El saldo de las mismas ha sido en general favorable, aunque con grandes diferencias en los milimetrajes sumados en diferentes zonas.
En la provincia de Buenos Aires se dieron dos máximos: uno en la zona Bahía Blanca – Tres Arroyos, con más de 30 milímetros, y otro en el noreste de la provincia, con montos similares. Quedó nuevamente relegada la zona del Salado, donde se registraron unos pocos milímetros, con algunos puntos aislados de acumulados mayores.
Es notable observar en estas primeras tormentas de estilo estival la gran diferencia que se evidencia en los registros de lluvia de localidades muy cercanas. Por ejemplo, sin salir de la ciudad de Buenos Aires, el día 22 se registraron 8 mm en San Fernando, 25 mm en Don Torcuato, 14 mm en Ezeiza, 36 mm en San Miguel y 10 mm en el Aeroparque.

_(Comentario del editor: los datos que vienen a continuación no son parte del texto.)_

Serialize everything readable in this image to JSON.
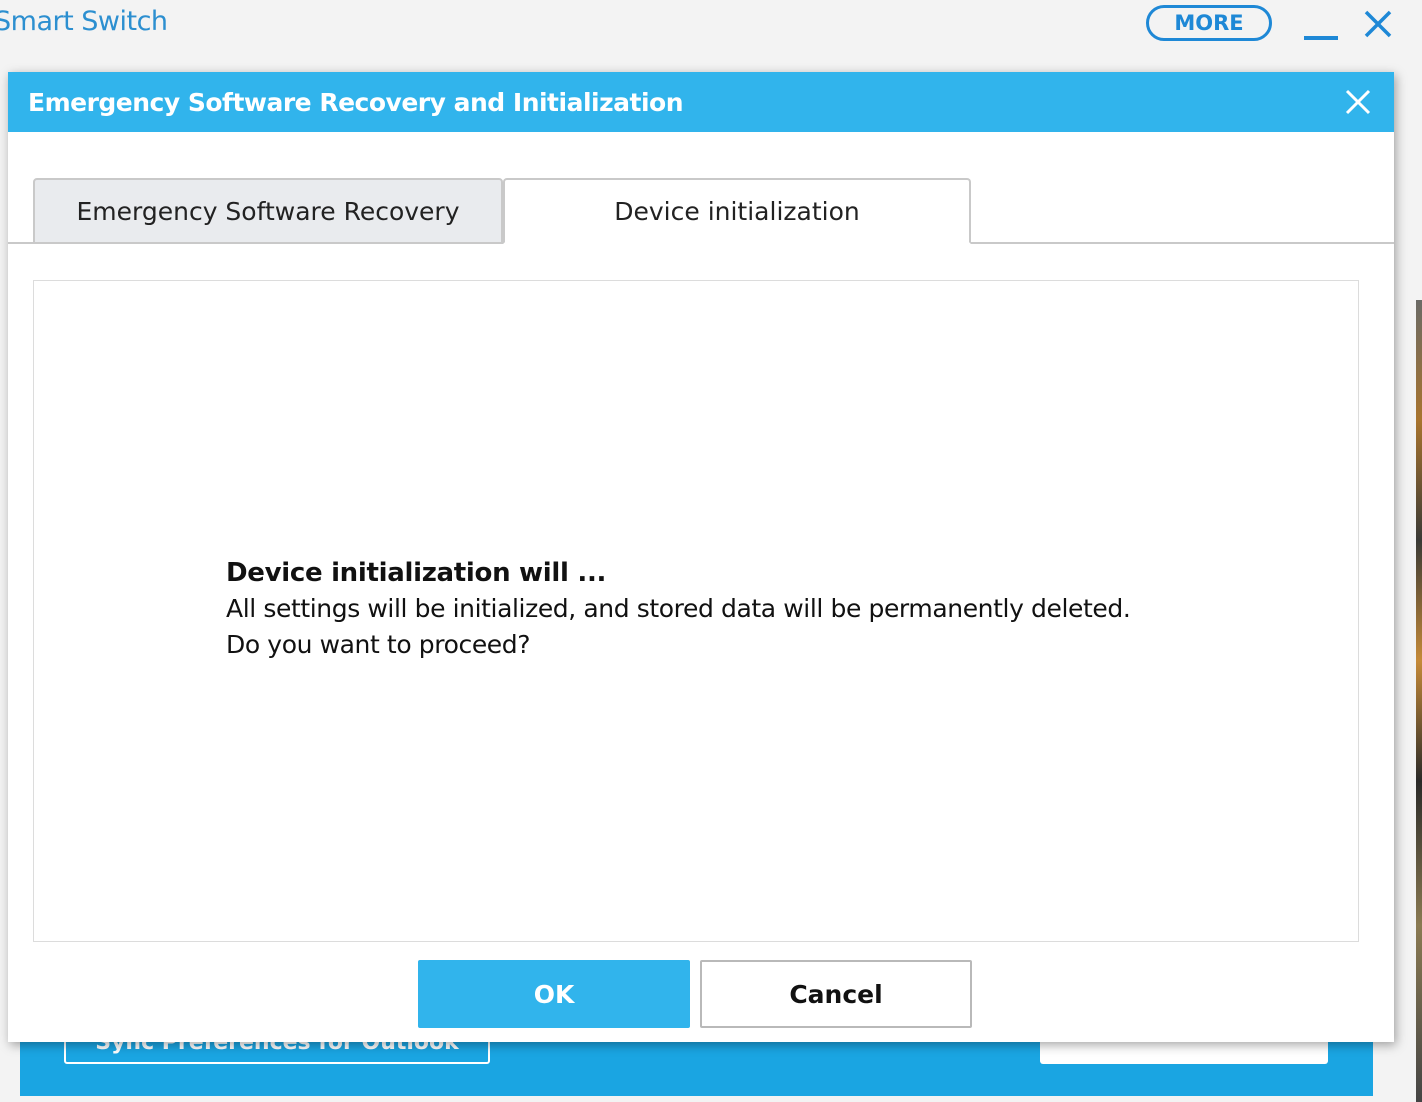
{
  "app": {
    "title": "Smart Switch",
    "more_label": "MORE",
    "minimize_icon": "minimize-icon",
    "close_icon": "close-icon",
    "footer_button_label": "Sync Preferences for Outlook"
  },
  "dialog": {
    "title": "Emergency Software Recovery and Initialization",
    "close_icon": "close-icon",
    "tabs": [
      {
        "label": "Emergency Software Recovery",
        "selected": false
      },
      {
        "label": "Device initialization",
        "selected": true
      }
    ],
    "message": {
      "heading": "Device initialization will ...",
      "line1": "All settings will be initialized, and stored data will be permanently deleted.",
      "line2": "Do you want to proceed?"
    },
    "buttons": {
      "ok_label": "OK",
      "cancel_label": "Cancel"
    }
  },
  "colors": {
    "accent": "#31b4ec",
    "app_blue": "#1e88d6",
    "footer_blue": "#1aa5e2"
  }
}
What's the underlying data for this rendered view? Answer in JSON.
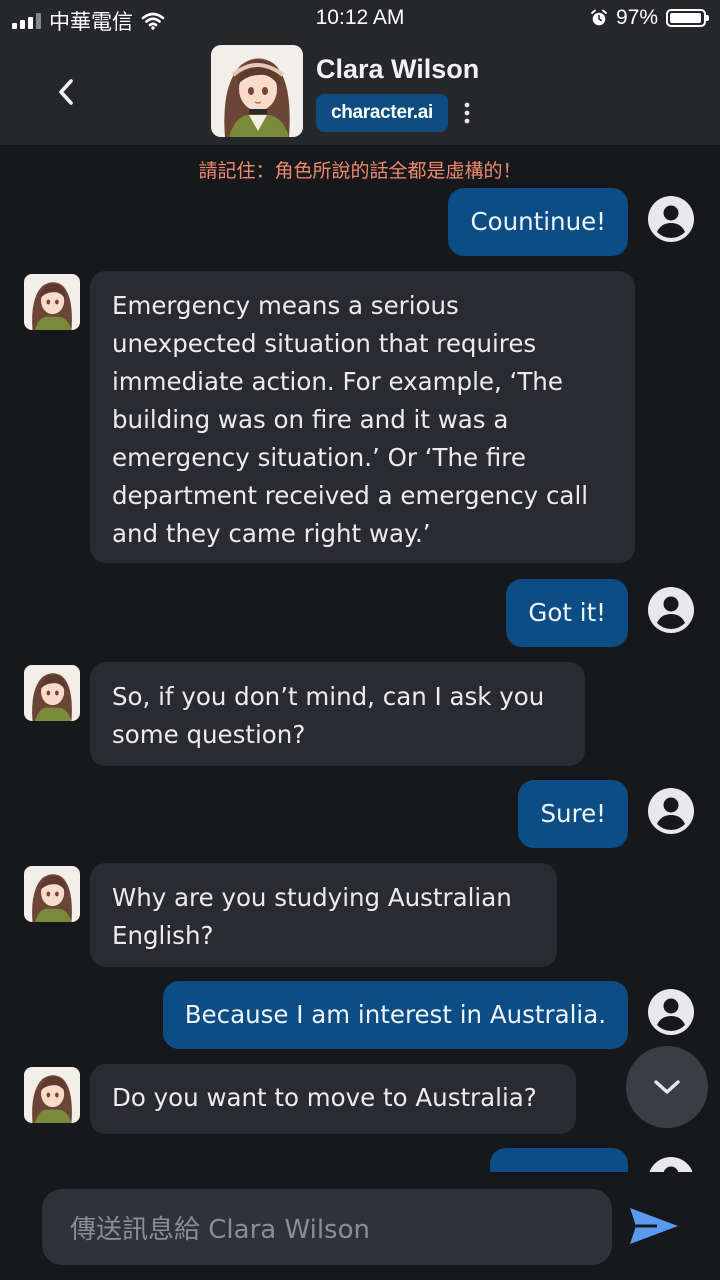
{
  "status_bar": {
    "carrier": "中華電信",
    "time": "10:12 AM",
    "battery_percent": "97%",
    "battery_level": 0.97
  },
  "header": {
    "character_name": "Clara Wilson",
    "brand_label": "character.ai"
  },
  "disclaimer": "請記住：角色所說的話全都是虛構的！",
  "messages": [
    {
      "role": "user",
      "text": "Countinue!"
    },
    {
      "role": "bot",
      "lines": [
        "Emergency means a serious",
        "unexpected situation that requires",
        "immediate action. For example, ‘The",
        "building was on fire and it was a",
        "emergency situation.’ Or ‘The fire",
        "department received a emergency call",
        "and they came right way.’"
      ]
    },
    {
      "role": "user",
      "text": "Got it!"
    },
    {
      "role": "bot",
      "lines": [
        "So, if you don’t mind, can I ask you",
        "some question?"
      ]
    },
    {
      "role": "user",
      "text": "Sure!"
    },
    {
      "role": "bot",
      "lines": [
        "Why are you studying Australian",
        "English?"
      ]
    },
    {
      "role": "user",
      "text": "Because I am interest in Australia."
    },
    {
      "role": "bot",
      "lines": [
        "Do you want to move to Australia?"
      ]
    }
  ],
  "composer": {
    "placeholder": "傳送訊息給 Clara Wilson"
  },
  "colors": {
    "background": "#17181c",
    "header": "#26272b",
    "user_bubble": "#0c4d85",
    "bot_bubble": "#2a2b30",
    "brand_badge": "#0f4c81",
    "disclaimer": "#f08a6e",
    "send_icon": "#5a9bf0"
  },
  "icons": {
    "back": "chevron-left-icon",
    "more": "more-vertical-icon",
    "user_avatar": "user-circle-icon",
    "scroll_down": "chevron-down-icon",
    "send": "send-icon"
  }
}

En Córdoba, los máximos registros se dieron al sur de la provincia, con más de 50 milímetros. Lo mismo sucedió en Santa Fe, donde las mayores precipitaciones se dieron al sur.
Las lluvias de esta semana han representado un alivio muy importante en gran parte de la región pampeana, aunque las recargas hídricas del perfil del suelo no han sido generalizadas ni parejas. Sigue previéndose una primavera con periodos de intenso desecamiento entre un episodio de lluvia y el siguiente. En este contexto, la zona núcleo no presentaría dificultades para sortear los lapsos secos, gracias a la buena provisión de agua que ha recibido en los últimos días. Otras áreas presentan perfiles bastante exigidos y aún necesitan fuertes incrementos en los almacenajes para no verse afectadas.
Hoy se define la situación en el NEA, zona para la cual se halla en vigencia un alerta de tiempo severo, con probabilidad de lluvias localmente intensas, en especial al este. Mañana podremos evaluar el saldo real de las precipitaciones registradas a fin de discernir si han provocado o no un cambio sustancial en la situación de deficiencia hídrica de la región.